Visit colourful Crawford Market and from there the more local bustling markets of Chor Bazaar (thieves Market), Zaveri Bazaar (Jewellery Market) and Mulji Jetha, the cloth bazaar.
If you’re even a little bit interested in India’s diverse religions and faiths, don’t miss the bustling Mahalaxmi Temple (for Goddess Laxshmi, the Goddess of Wealth) or Mumbadevi Temple, dedicated to the Goddess Mumbadevi, after whom Mumbai is named. Haji Ali Mosque has a unique history and wonderful situation being built on a rocky outcrop offshore. The mosque is only accessible at low tide. Of course the Parsi’s (Zoroastrian’s) have their ‘Towers of Silence’ where traditionally, vultures would pick the bones of their dead clean. Tragically these days, the vultures have all but disappeared.
One of the more unique sights of Mumbai is the intriguing Dhobi Ghats – the city’s laundry washers, although local Mumbaites are fascinated by our fascination! A stroll along Chowpatty Beach at sunset is a must, where you can try the local street delicacies such as Bhel Puri and experience the carnival-like atmosphere of the markets.
Mumbai is also India’s entertainment capital, and the home of Bollywood, so if you’re lucky you might bump into a star, a film shoot on the streets or even get offered a part as an extra in a Bollywood extravaganza. Why not take a tour of the Bollywood studios, or at the very least take a taxi ride past some of the more famous star’s homes.
And of course, it’s hard to miss the fading grandeur of the British. Wandering around the Fort area of Mumbai, the British heritage is blatantly obvious when you see such remarkable buildings as VT Station, the High Court and Mumbai University.

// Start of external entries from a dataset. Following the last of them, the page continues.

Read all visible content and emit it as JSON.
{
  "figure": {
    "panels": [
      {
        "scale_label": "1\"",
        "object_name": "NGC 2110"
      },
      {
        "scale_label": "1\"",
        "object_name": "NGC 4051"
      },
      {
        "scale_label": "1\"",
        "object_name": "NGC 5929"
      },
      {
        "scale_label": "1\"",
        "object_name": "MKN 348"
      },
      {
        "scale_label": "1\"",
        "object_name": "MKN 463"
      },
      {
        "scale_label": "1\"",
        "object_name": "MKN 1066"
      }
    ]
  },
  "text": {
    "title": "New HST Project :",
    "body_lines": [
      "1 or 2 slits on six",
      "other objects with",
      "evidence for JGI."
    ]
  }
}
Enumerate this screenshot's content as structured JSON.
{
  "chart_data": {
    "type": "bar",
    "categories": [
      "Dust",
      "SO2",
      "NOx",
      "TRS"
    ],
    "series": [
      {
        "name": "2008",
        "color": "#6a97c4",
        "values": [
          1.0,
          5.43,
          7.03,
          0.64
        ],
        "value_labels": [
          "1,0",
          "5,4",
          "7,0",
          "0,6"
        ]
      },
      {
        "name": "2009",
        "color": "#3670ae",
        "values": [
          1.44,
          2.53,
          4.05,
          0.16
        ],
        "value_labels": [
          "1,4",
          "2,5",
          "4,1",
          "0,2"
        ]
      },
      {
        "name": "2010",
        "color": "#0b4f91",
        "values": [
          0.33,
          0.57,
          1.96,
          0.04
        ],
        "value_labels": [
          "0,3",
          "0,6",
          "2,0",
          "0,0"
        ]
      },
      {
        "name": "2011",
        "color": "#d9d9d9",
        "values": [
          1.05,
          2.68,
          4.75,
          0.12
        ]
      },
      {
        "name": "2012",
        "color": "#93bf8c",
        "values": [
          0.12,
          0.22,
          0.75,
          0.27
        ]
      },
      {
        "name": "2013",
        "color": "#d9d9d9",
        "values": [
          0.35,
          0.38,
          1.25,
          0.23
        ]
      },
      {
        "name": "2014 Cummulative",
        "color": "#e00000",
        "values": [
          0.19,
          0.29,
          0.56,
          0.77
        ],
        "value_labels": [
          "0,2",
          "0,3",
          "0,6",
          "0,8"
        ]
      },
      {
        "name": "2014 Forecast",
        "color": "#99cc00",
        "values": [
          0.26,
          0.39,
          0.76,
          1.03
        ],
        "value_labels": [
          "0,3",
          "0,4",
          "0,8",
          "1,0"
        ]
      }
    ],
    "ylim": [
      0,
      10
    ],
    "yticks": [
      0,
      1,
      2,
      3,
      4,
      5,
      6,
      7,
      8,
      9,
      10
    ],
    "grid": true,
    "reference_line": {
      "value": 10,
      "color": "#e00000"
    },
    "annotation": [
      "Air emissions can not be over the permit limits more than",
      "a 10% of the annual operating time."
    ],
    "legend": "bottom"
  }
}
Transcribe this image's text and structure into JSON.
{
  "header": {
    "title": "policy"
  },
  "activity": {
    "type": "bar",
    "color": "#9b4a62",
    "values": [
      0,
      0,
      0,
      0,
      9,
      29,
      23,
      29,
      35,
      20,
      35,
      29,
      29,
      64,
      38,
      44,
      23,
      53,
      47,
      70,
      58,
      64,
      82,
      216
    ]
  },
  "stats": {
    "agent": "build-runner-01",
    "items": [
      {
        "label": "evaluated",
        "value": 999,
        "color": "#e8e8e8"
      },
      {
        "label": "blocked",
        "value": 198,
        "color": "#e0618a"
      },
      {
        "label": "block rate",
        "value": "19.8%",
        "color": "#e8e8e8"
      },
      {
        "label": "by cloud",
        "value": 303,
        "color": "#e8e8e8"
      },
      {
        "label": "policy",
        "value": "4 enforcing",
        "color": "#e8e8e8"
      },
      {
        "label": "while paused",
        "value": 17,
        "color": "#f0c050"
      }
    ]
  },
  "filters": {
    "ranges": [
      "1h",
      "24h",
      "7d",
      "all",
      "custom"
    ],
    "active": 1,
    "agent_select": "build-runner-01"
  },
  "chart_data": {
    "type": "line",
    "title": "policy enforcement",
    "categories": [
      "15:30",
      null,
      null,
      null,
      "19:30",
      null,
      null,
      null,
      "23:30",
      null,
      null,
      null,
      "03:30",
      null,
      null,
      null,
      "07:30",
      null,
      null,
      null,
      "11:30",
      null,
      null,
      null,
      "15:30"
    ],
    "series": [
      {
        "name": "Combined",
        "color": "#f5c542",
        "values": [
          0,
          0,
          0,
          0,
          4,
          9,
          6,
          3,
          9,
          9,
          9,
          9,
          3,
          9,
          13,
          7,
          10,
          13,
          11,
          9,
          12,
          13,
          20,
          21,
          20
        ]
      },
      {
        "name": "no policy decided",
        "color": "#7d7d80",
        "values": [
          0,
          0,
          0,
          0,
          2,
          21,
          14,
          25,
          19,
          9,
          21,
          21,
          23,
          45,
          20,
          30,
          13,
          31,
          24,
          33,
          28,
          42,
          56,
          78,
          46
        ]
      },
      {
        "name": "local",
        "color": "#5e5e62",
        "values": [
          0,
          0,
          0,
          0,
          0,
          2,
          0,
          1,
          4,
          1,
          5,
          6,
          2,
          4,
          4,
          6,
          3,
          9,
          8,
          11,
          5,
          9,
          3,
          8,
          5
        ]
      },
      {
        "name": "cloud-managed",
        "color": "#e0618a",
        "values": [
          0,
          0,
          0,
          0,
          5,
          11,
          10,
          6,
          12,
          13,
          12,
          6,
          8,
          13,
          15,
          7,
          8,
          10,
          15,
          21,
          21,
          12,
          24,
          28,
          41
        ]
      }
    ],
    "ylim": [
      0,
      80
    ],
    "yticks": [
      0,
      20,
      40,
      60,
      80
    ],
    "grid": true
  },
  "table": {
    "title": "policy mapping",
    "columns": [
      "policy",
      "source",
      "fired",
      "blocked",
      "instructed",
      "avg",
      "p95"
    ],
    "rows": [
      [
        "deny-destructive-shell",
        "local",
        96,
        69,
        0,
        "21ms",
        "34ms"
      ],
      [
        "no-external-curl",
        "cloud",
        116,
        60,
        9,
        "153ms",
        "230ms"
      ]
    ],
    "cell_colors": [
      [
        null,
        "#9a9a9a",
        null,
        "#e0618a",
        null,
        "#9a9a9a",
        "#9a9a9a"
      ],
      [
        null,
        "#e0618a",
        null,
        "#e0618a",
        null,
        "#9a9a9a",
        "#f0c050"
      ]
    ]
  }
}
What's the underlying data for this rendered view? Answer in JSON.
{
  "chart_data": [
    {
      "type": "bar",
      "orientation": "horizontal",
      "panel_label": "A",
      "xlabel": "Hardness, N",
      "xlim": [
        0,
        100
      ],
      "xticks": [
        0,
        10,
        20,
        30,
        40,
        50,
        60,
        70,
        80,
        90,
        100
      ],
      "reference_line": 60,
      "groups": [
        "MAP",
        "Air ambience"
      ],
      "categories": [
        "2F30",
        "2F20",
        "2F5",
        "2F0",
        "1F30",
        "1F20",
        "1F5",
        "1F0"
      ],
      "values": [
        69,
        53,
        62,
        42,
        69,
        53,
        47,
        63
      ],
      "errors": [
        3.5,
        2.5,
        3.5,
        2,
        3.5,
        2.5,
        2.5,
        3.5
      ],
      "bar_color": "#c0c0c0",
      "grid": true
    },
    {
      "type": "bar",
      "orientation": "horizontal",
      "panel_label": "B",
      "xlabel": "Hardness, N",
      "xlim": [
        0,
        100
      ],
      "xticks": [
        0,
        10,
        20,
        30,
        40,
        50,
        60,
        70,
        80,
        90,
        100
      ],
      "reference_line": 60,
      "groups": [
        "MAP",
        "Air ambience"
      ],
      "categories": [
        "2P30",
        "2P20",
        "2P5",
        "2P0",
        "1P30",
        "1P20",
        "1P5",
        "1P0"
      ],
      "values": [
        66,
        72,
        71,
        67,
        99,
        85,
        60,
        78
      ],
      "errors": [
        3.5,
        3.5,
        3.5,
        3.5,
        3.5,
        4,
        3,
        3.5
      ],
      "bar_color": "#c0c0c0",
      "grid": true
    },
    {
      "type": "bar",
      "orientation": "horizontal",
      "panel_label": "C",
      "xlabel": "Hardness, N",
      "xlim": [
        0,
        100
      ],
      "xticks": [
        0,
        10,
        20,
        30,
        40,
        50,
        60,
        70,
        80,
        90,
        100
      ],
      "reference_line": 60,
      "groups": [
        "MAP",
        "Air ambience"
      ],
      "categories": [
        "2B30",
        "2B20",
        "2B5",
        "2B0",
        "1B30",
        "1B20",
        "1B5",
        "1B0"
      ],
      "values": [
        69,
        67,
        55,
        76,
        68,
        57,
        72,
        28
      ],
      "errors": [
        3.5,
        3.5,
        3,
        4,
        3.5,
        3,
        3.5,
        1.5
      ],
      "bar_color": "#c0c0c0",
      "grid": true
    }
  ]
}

Of course, Mumbai has had its share of tragedy. Scene of the 2008 terrorist attacks, the Taj Mahal hotel, situated in front of the Gateway of India, is now immortalised as one of India’s more infamous buildings. However, looking beyond its recent fame, it has a fascinating story, as the hotel built in 1903 by a wealthy Indian industrialist as a snub to the British who refused him entry into one of the exclusive British Clubs.